(Bloomberg) -- The last major U.S. oil producer in Venezuela is warning that developments in the crisis-torn South American nation could hurt its earnings.
“Future events related to the company’s activities in Venezuela may result in significant impacts on the company’s results of operation in future periods,” Chevron Corp. (NYSE:CVX) said Wednesday in its latest 10-Q filing with the U.S. Securities and Exchange Commission.
The language has evolved from the company’s previous quarterly filing, when it said developments in the country could lead to “increased business disruption and volatility in the associated financial results.”
Chevron puts the carrying value of its investments in the country at about $2.7 billion.
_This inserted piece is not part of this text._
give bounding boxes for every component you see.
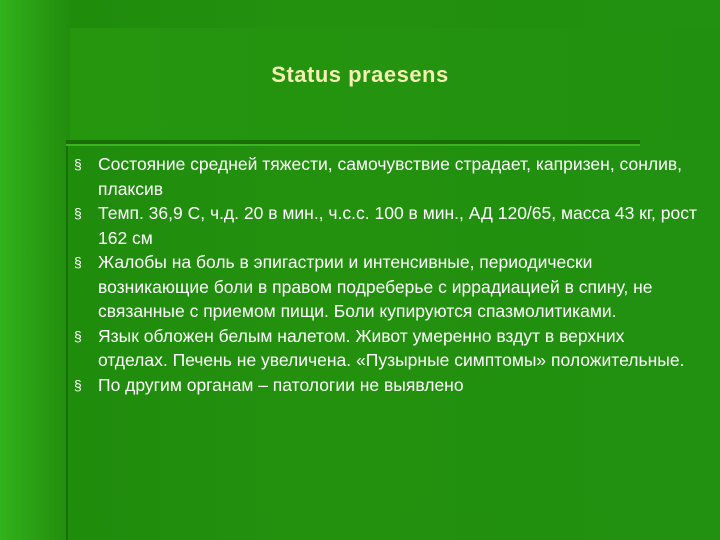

It recognized $21 million in losses from its share of net income from Venezuelan equity affiliates in the first half of the year.
Last month the company won a reprieve from the U.S. government sanctions, securing a 90-day waiver from the U.S. Treasury Department that allows it to continue operating in Venezuela (as did four American oil service companies). But most other government agencies involved in the deliberations opposed any extension, and it’s unclear whether Chevron will get another waiver once the current one expires.
Chevron said last week that second-quarter net production of synthetic oil from its Venezuela affiliate was zero, compared with 24,000 barrels a day a year earlier. Net oil equivalent production in Venezuela during the quarter averaged 34,000 barrels, according to Wednesday’s filing.